If the patient looked good and the markings indicated that 380ml were in the chamber 2 hours ago, then 400ml blood in the collection chamber in and of itself won't be very concerning, whereas a large air leak would merit some investigation.

If the patient is really having internal bleeding, it seems likely that you would have already noticed that the patient was looking bad as you walked over to the bed before you even had a chance to see any blood in the chamber. One wouldn't give a second thought to an air leak if the patient may be bleeding internally.
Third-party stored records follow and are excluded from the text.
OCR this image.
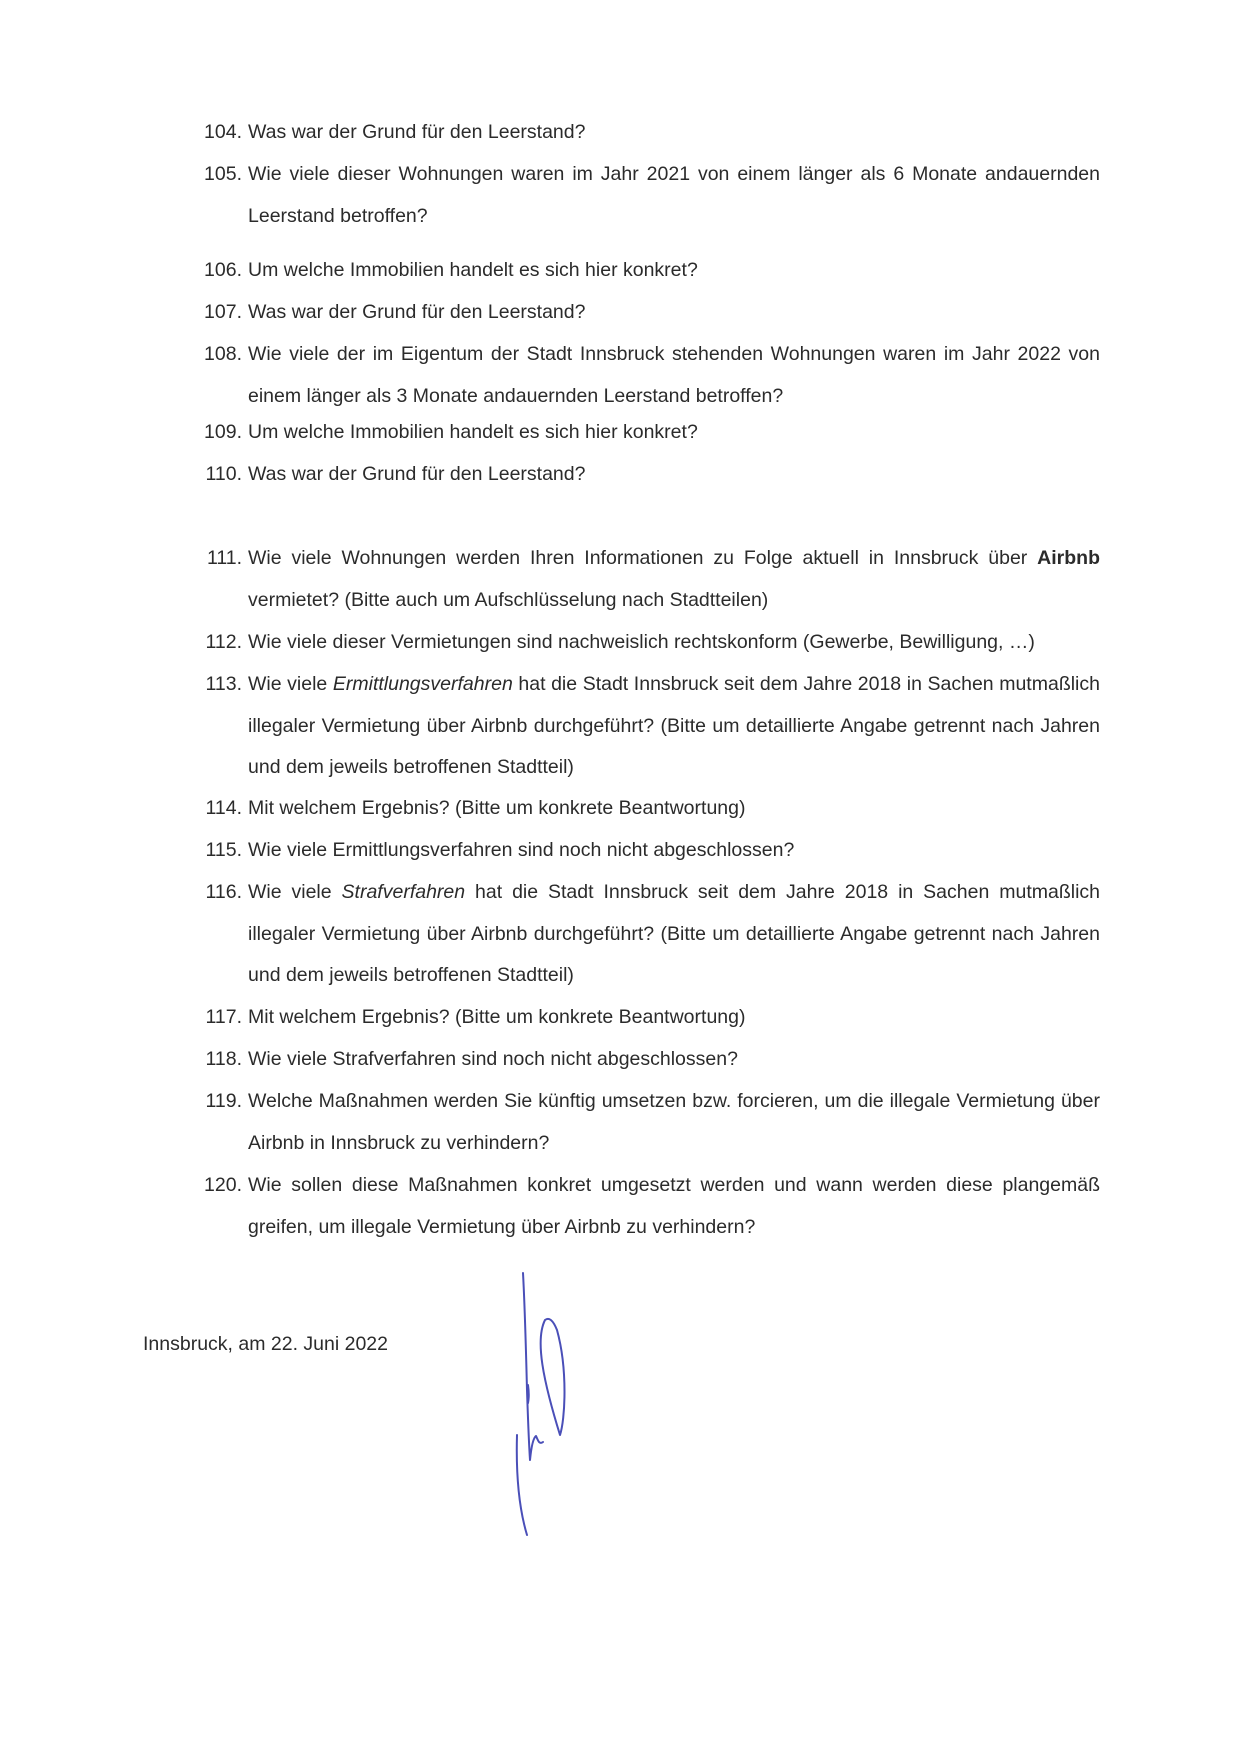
104. Was war der Grund für den Leerstand?
105. Wie viele dieser Wohnungen waren im Jahr 2021 von einem länger als 6 Monate andauernden Leerstand betroffen?
106. Um welche Immobilien handelt es sich hier konkret?
107. Was war der Grund für den Leerstand?
108. Wie viele der im Eigentum der Stadt Innsbruck stehenden Wohnungen waren im Jahr 2022 von einem länger als 3 Monate andauernden Leerstand betroffen?
109. Um welche Immobilien handelt es sich hier konkret?
110. Was war der Grund für den Leerstand?
111. Wie viele Wohnungen werden Ihren Informationen zu Folge aktuell in Innsbruck über Airbnb vermietet? (Bitte auch um Aufschlüsselung nach Stadtteilen)
112. Wie viele dieser Vermietungen sind nachweislich rechtskonform (Gewerbe, Bewilligung, …)
113. Wie viele Ermittlungsverfahren hat die Stadt Innsbruck seit dem Jahre 2018 in Sachen mutmaßlich illegaler Vermietung über Airbnb durchgeführt? (Bitte um detaillierte Angabe getrennt nach Jahren und dem jeweils betroffenen Stadtteil)
114. Mit welchem Ergebnis? (Bitte um konkrete Beantwortung)
115. Wie viele Ermittlungsverfahren sind noch nicht abgeschlossen?
116. Wie viele Strafverfahren hat die Stadt Innsbruck seit dem Jahre 2018 in Sachen mutmaßlich illegaler Vermietung über Airbnb durchgeführt? (Bitte um detaillierte Angabe getrennt nach Jahren und dem jeweils betroffenen Stadtteil)
117. Mit welchem Ergebnis? (Bitte um konkrete Beantwortung)
118. Wie viele Strafverfahren sind noch nicht abgeschlossen?
119. Welche Maßnahmen werden Sie künftig umsetzen bzw. forcieren, um die illegale Vermietung über Airbnb in Innsbruck zu verhindern?
120. Wie sollen diese Maßnahmen konkret umgesetzt werden und wann werden diese plangemäß greifen, um illegale Vermietung über Airbnb zu verhindern?
Innsbruck, am 22. Juni 2022
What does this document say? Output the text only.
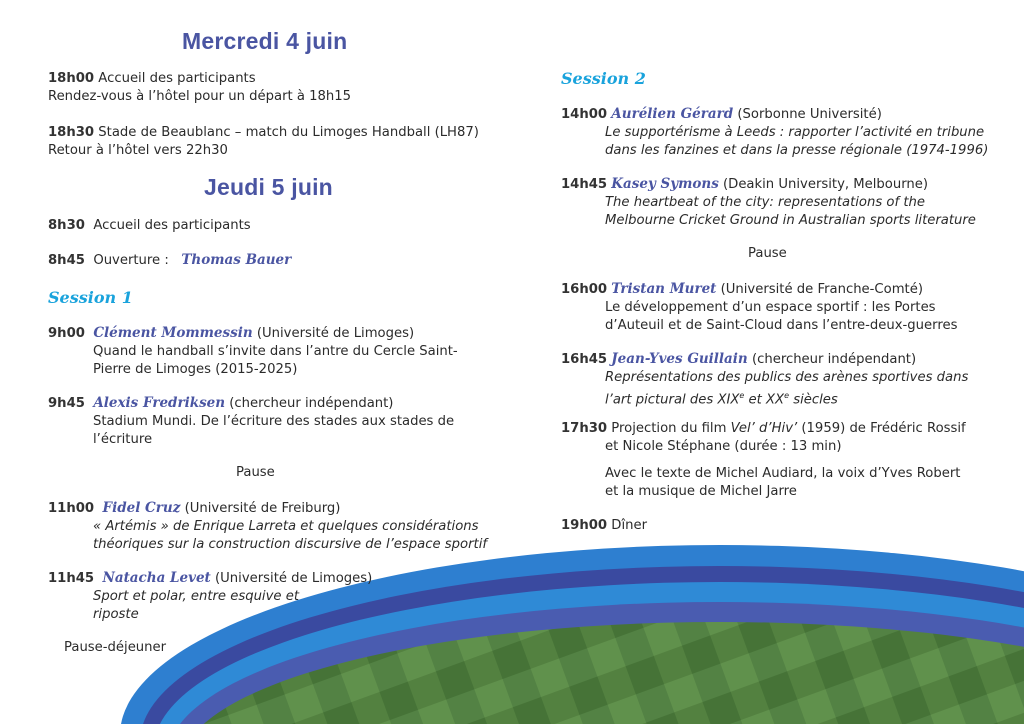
Mercredi 4 juin
18h00 Accueil des participants
Rendez-vous à l’hôtel pour un départ à 18h15
18h30 Stade de Beaublanc – match du Limoges Handball (LH87)
Retour à l’hôtel vers 22h30
Jeudi 5 juin
8h30 Accueil des participants
8h45 Ouverture :   Thomas Bauer
Session 1
9h00 Clément Mommessin (Université de Limoges)
Quand le handball s’invite dans l’antre du Cercle Saint-
Pierre de Limoges (2015-2025)
9h45 Alexis Fredriksen (chercheur indépendant)
Stadium Mundi. De l’écriture des stades aux stades de
l’écriture
Pause
11h00 Fidel Cruz (Université de Freiburg)
« Artémis » de Enrique Larreta et quelques considérations
théoriques sur la construction discursive de l’espace sportif
11h45 Natacha Levet (Université de Limoges)
Sport et polar, entre esquive et
riposte
Pause-déjeuner
Session 2
14h00 Aurélien Gérard (Sorbonne Université)
Le supportérisme à Leeds : rapporter l’activité en tribune
dans les fanzines et dans la presse régionale (1974-1996)
14h45 Kasey Symons (Deakin University, Melbourne)
The heartbeat of the city: representations of the
Melbourne Cricket Ground in Australian sports literature
Pause
16h00 Tristan Muret (Université de Franche-Comté)
Le développement d’un espace sportif : les Portes
d’Auteuil et de Saint-Cloud dans l’entre-deux-guerres
16h45 Jean-Yves Guillain (chercheur indépendant)
Représentations des publics des arènes sportives dans
l’art pictural des XIXe et XXe siècles
17h30 Projection du film Vel’ d’Hiv’ (1959) de Frédéric Rossif
et Nicole Stéphane (durée : 13 min)
Avec le texte de Michel Audiard, la voix d’Yves Robert
et la musique de Michel Jarre
19h00 Dîner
But for test questions... you only have what little information they give you. Which is "more concerning" - 400 ml blood in the collection chamber or a large air leak? Ugh!

Specializes in CNA.
I'm a CNA in a LTC nursing home. Sometimes (esp for testing purposes) you have to forget what they do where you work and do what is book right.

For testing purposes, you always do what is "book right." I had a devil of a time on my first two HESI tests because I tried to approach them as "real world."

Huge mistake. It isn't real world, it is exam world. I bought a couple NCLEX study guides and dramatically increased my scores on this type of test.

Specializes in ED.
Which is "more concerning" regarding a recently placed chest tube for a hemothorax - 400 ml blood in the collection chamber or a large air leak? My first thought is one would expect signficant blood drainage from a hemothorax so 400ml of blood already in the collection chamber doesn't necessarily seem a problem. Meanwhile a LARGE air leak sounds like a potential problem. And the question does specifically use the words "monitoring placement".

In the real world, a quick glance around would give you a bunch more info than you're given in the test question. You'd know if the patient is sitting up chatting with their spouse or turning pale and gasping. You'd be able to see if there were any marks on the chamber indicating how much blood was already in the chamber at what time.

If the patient looked good and the markings indicated that 380ml were in the chamber 2 hours ago, then 400ml blood in the collection chamber in and of itself won't be very concerning, whereas a large air leak would merit some investigation.

If the patient is really having internal bleeding, it seems likely that you would have already noticed that the patient was looking bad as you walked over to the bed before you even had a chance to see any blood in the chamber. One wouldn't give a second thought to an air leak if the patient may be bleeding internally.

But for test questions... you only have what little information they give you. Which is "more concerning" - 400 ml blood in the collection chamber or a large air leak? Ugh!

Apparently, a lot of people had an issue with this test question for several reasons - 1. because of the same issue I have with the wording of "more concerning when assessing for PLACEMENT of tube" part, and 2. because there is no time parameter set for the 400ml finding. If the nurse measures 400ml over a shift, that isn't a significant finding. If it is in a 2 hour period it IS but the question did not specifically ask that.

The teacher threw out 5 questions but a few of us have issues with about 5-6 other questions and we have some page numbers to back up our rationales. There were also some contradicting info between the book and the lecture slides provided.

I really like this teacher but I hate all the questionable wording of test questions like this. We had another question that said something like,

"There is a tornado and 100 people are injured. You are the triage nurse, which of the 4 patients in the ED would you see first?" The patients' injuries varied in need but the correct answer was the one that indicated reverse triage but a LOT of people including me, answered the 'normal' way to triage. We argued that the question never said that all 100 people were at YOUR ED.

This is just the gist of the question but it definitely did not read that all 100 patients were in ONE ER or brought in at one time.

m

I had real problems with test-question wording myself while in school. Some instructors would tut about critical thinking and prioritizing and studying when everyone missed certain poorly-worded questions. It was so frustrating!